Si te quedas callada en un momento como este, el alivio y la liberación para los judíos surgirán de algún otro lado, pero tú y tus parientes morirán. ¿Quién sabe si no llegaste a ser reina precisamente para un momento como este? Ester 4:14

Cuando algunos de los judíos decidieron permanecer en Persia luego del exilio babilónico, enfrentaron una seria conspiración en su contra, hasta el punto de casi ser destruidos. Lo que trajo ese 'casi' fue la intervención de Ester, una bella judía, huérfana, que Dios había levantado como reina en esa nación. Cuando Ester decide entrar en la presencia del Rey para interceder por su pueblo, ya había sido advertida de que, si los judíos eran asesinados, ella también lo seria. Entonces Ester, decidió orar y ayunar junto a todo su pueblo durante tres días, y puso en marcha su petición ante el Rey.
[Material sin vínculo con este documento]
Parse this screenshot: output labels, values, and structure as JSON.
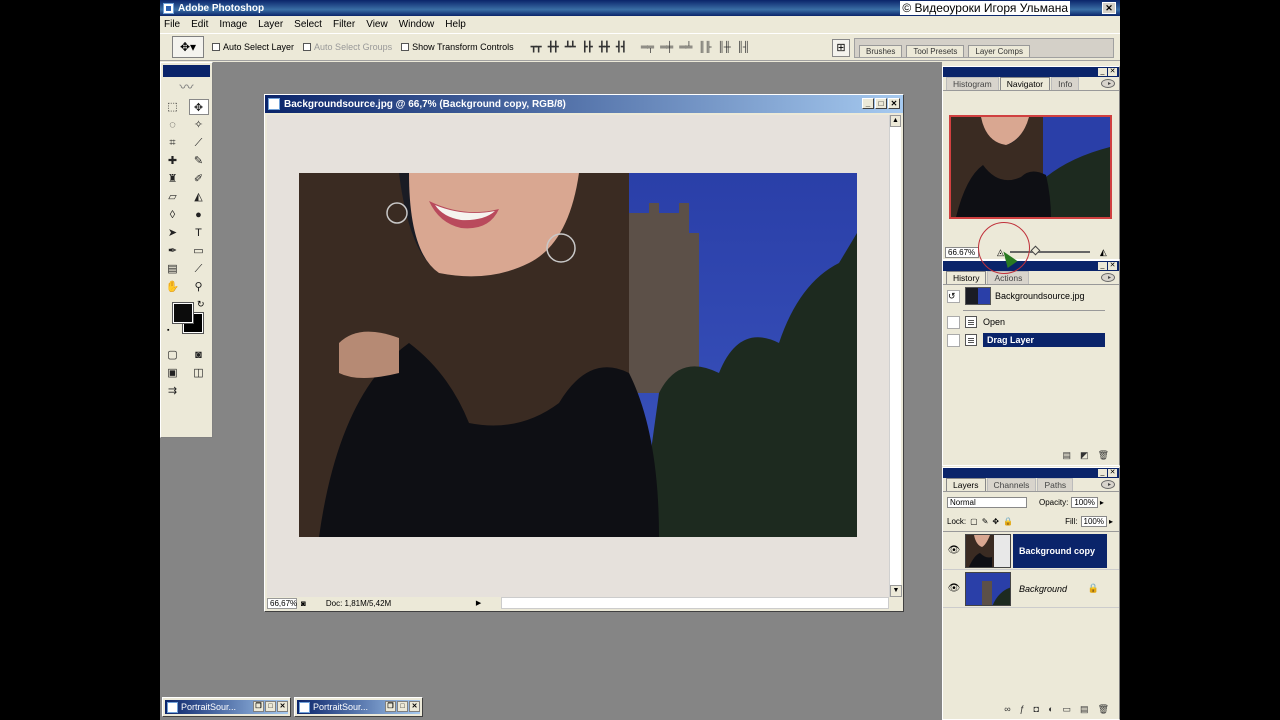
{
  "app": {
    "title": "Adobe Photoshop",
    "watermark": "© Видеоуроки Игоря Ульмана"
  },
  "menu": [
    "File",
    "Edit",
    "Image",
    "Layer",
    "Select",
    "Filter",
    "View",
    "Window",
    "Help"
  ],
  "options": {
    "auto_select_layer": "Auto Select Layer",
    "auto_select_groups": "Auto Select Groups",
    "show_transform_controls": "Show Transform Controls"
  },
  "palette_well": [
    "Brushes",
    "Tool Presets",
    "Layer Comps"
  ],
  "document": {
    "title": "Backgroundsource.jpg @ 66,7% (Background copy, RGB/8)",
    "zoom": "66,67%",
    "doc_size": "Doc: 1,81M/5,42M"
  },
  "minimized": [
    {
      "label": "PortraitSour..."
    },
    {
      "label": "PortraitSour..."
    }
  ],
  "navigator": {
    "tabs": [
      "Histogram",
      "Navigator",
      "Info"
    ],
    "zoom": "66.67%"
  },
  "history": {
    "tabs": [
      "History",
      "Actions"
    ],
    "snapshot": "Backgroundsource.jpg",
    "items": [
      "Open",
      "Drag Layer"
    ]
  },
  "layers": {
    "tabs": [
      "Layers",
      "Channels",
      "Paths"
    ],
    "blend_mode": "Normal",
    "opacity_label": "Opacity:",
    "opacity": "100%",
    "lock_label": "Lock:",
    "fill_label": "Fill:",
    "fill": "100%",
    "items": [
      "Background copy",
      "Background"
    ]
  },
  "colors": {
    "title_blue": "#0a246a",
    "panel_bg": "#ece9d8",
    "canvas_gray": "#858585",
    "nav_frame": "#d04040"
  }
}
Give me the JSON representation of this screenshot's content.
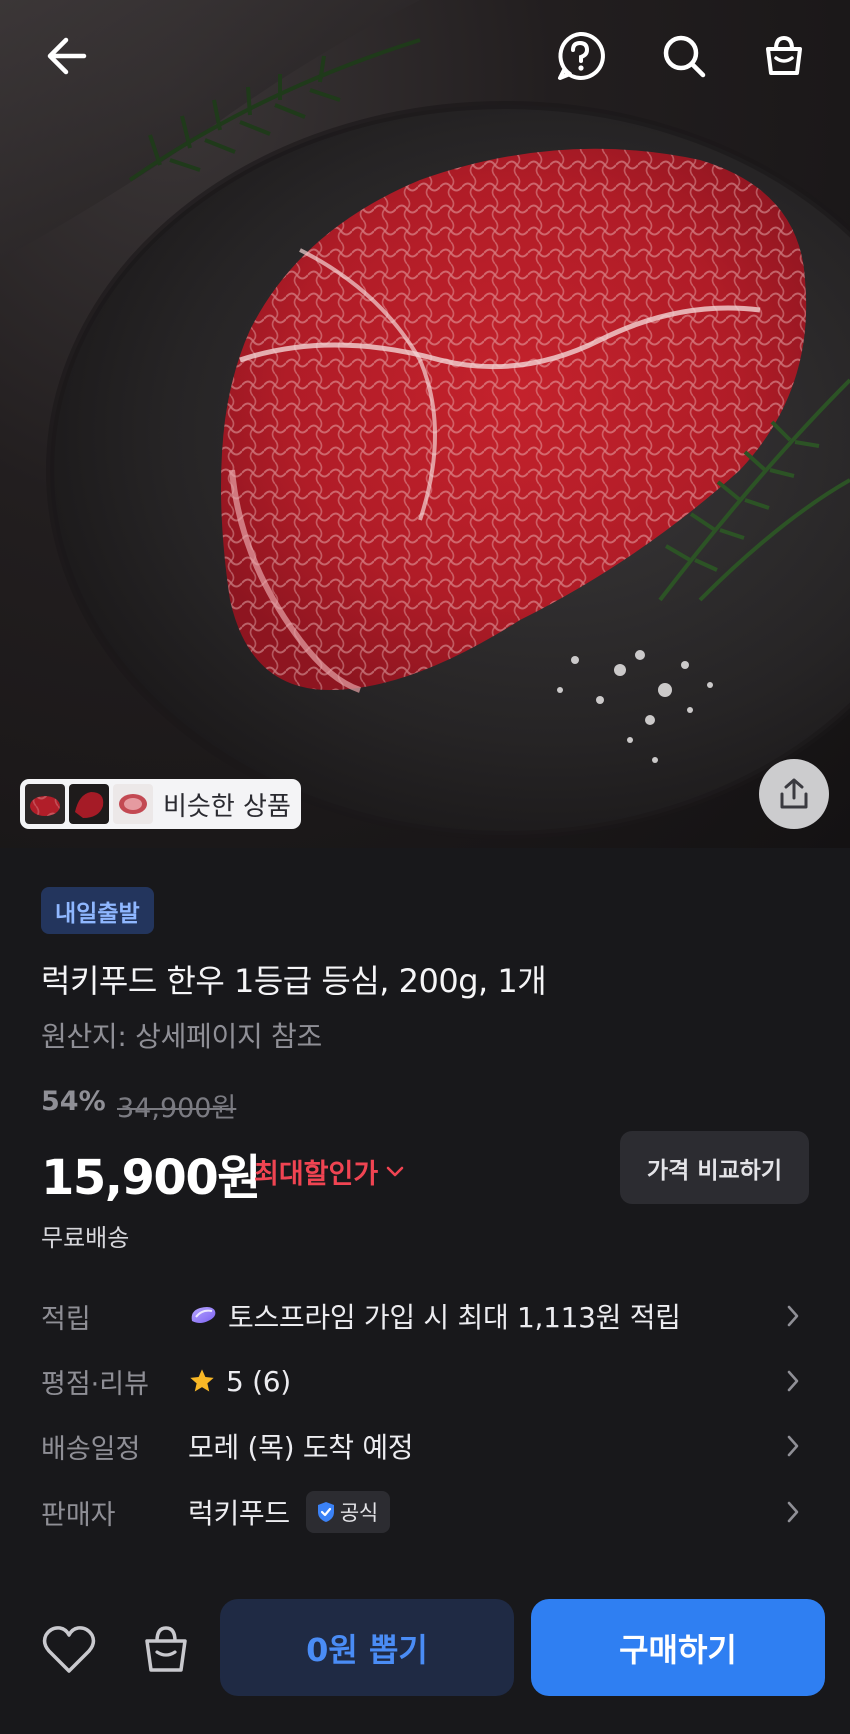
{
  "hero": {
    "similar_label": "비슷한 상품"
  },
  "product": {
    "badge": "내일출발",
    "title": "럭키푸드 한우 1등급 등심, 200g, 1개",
    "origin": "원산지: 상세페이지 참조",
    "discount_rate": "54%",
    "original_price": "34,900원",
    "price": "15,900원",
    "max_discount_label": "최대할인가",
    "compare_button": "가격 비교하기",
    "shipping": "무료배송"
  },
  "details": {
    "points": {
      "label": "적립",
      "value": "토스프라임 가입 시 최대 1,113원 적립"
    },
    "rating": {
      "label": "평점·리뷰",
      "value": "5 (6)"
    },
    "delivery": {
      "label": "배송일정",
      "value": "모레 (목) 도착 예정"
    },
    "seller": {
      "label": "판매자",
      "value": "럭키푸드",
      "official_badge": "공식"
    }
  },
  "bottom_bar": {
    "draw_button": "0원 뽑기",
    "buy_button": "구매하기"
  },
  "colors": {
    "accent_blue": "#2f7ff2",
    "discount_red": "#f04452",
    "badge_text": "#8fb7ff",
    "star": "#f9b826"
  },
  "icons": [
    "back-arrow-icon",
    "help-icon",
    "search-icon",
    "shopping-bag-icon",
    "share-icon",
    "prime-icon",
    "star-icon",
    "chevron-right-icon",
    "verified-icon",
    "heart-icon"
  ]
}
Una vez que Ester entró en su presencia, rogó e imploró de rodillas por su nación, por lo que finalmente, tanto ella como su pueblo fueron salvados. Luego de esto, los judíos decidieron celebrar una fiesta en honor a la victoria; fiesta llamada Purim, y que celebran aún en la actualidad cada año, para conmemorar el milagro que Dios hizo a su favor. 

Hoy, en Venezuela, el protagonismo de los hijos de Dios sigue siendo el mismo que en la antigüedad: Entrar en la presencia del Rey y clamar por un pueblo que indudablemente, satanás quiere destruir. Y se hace apremiante tomar nuestra posición como reyes y sacerdotes, pues sino nos atrevemos a intervenir en momentos como este, el lamento será aún mayor. No podemos simplemente ver los toros desde la barrera, sino decidirnos a ayudar a nuestro pueblo. Este es el tiempo de las Ester, de los Daniel, de los José, de enfrentar el reto y derrotar a los enemigos, pues para eso es que nos ha establecido nuestro Dios en esta nación. Así como ellos, somos instrumentos en manos del Señor para bendición de nuestras generaciones, por eso, no podemos estar solo de paso, como simples espectadores de la tragedia. Con oración y ayuno, entremos en la presencia del Rey, pues Él también hoy, puede conceder nuestra petición y salvar nuestro pueblo.